San Francisco – Proposition E: replaces SF payroll tax, which is based on the number of employees, to a gross receipts tax
- Favor: the payroll tax makes hiring people more expensive (since employers have to pay more taxes for every new hire). Many economists think that employers pass on a lot of the payroll tax burden onto workers in the form of lower wages. For instance, if I run a coffee shop and have to pay 5% more to hire you due to the payroll tax, I could just lower the salary I’m willing to offer you by ~5%. Thus, removing the payroll tax (and replacing it with a more efficient sales based measure) could increase employment and wages in SF.
CA – Proposition 30: increases taxes on earnings over $500K for 7 years and sales taxes by 0.25 for four years to fund education. Estimated to raise ~$6B per year
- Favor: this raises marginal rates for joint filers who earn $500K by 1 to 3%. Marginal rate increases of this magnitude are unlikely to have substantial economic impacts in terms of job or output growth. Moreover, the share of state funds going to higher education has been decreasing and is actually now lower as a share of the budget than spending on corrections as shown below [higher ed is blue, corrections is green]. Support for the UC system helps build a strong economic foundation for California.
CA – Proposition 38: increases income taxes across the board for 12 years to support K-12 schools and early childhood programs
- Oppose: While there is good evidence that good teachers and early childhood support can be very beneficial, broad-based tax increases are costly. Revenue could be raised in better ways (as done in Prop 30 and 39).
CA – Proposition 39: requires multi-state businesses to pay income taxes based on the percentage of their sales in California (rather than using an apportionment method that allows them to pick the least costly apportionment option). Estimated to raise $1B per year. Dedicated revenues for 5 years to clean/efficient energy projects.

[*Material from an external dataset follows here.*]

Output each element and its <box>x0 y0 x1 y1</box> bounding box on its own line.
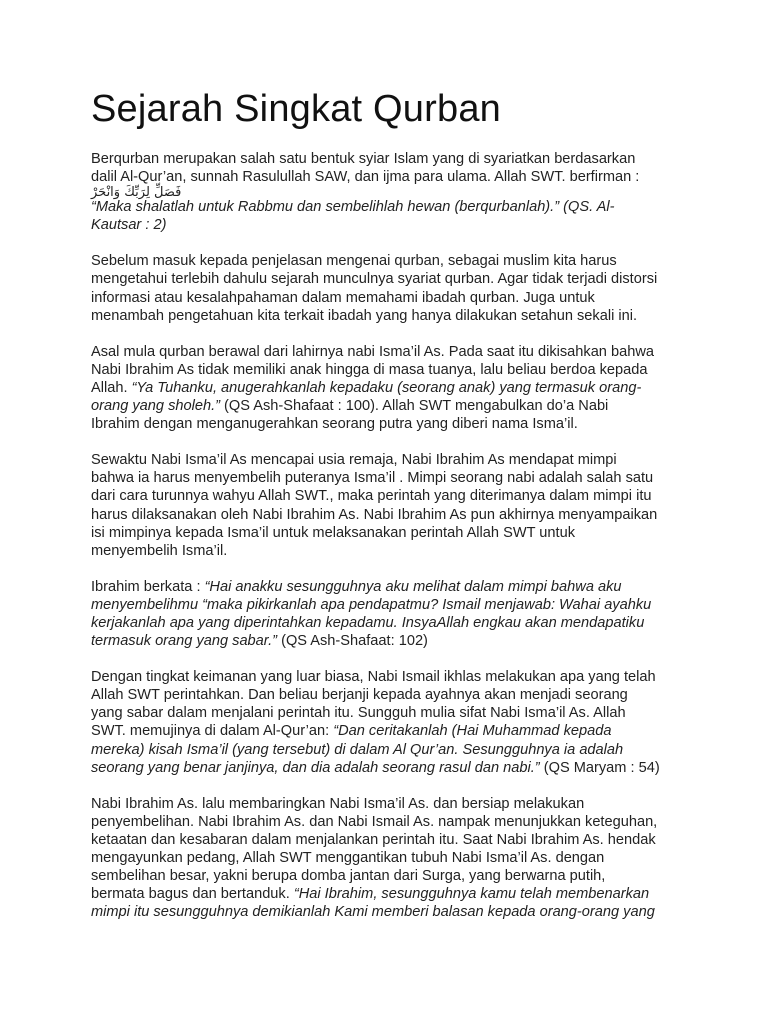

- Mixed views: Good tax policy, but don’t love the dedicated spending (that amounts to roughly half the revenues raised) for green projects.
- Tax part: When companies operate in many states, their state corporate tax bill is determined by figuring out how much activity they have done in each state. “Activity” is often measured in 3 ways: payroll, property and sales. A company that operates in multiple states besides California, as I understand it, will have to figure out what share of its payroll is in CA, what share of its property & equipment is in CA, and what share of its sales are in CA. Historically, many state corporate tax rules simply averaged those shares equally so if the payroll share in CA was 6%, property was 3%, and sales were 12%, then the apportionment formula would say this firm’s activity in CA is (1/3)6% + (1/3)3% +(1/3)12% = 7%. As described above in my commentary on the SF proposition, the payroll based tax is bad policy since it makes hiring more expensive relative to sales-based measures, which are less distortionary. What this proposal says is that instead of letting companies pick whether they want to determine their level of activity in CA using something like the weight-based method (ie 7%) or sales only (ie 12%), we’ll make them use the sales based method. This will prevent states from simply picking the lower number and will make a sales-based method the way corporate taxes are raised in CA. The bottom line is that this is good tax policy. For a given level of state corporate tax rates, it’s better to raise money using sales based measures.
- However, there are likely better ways to spend state money than for these projects, so ultimately I think I’ll vote in favor but would be more enthusiastic about that if the proposition only included the tax part.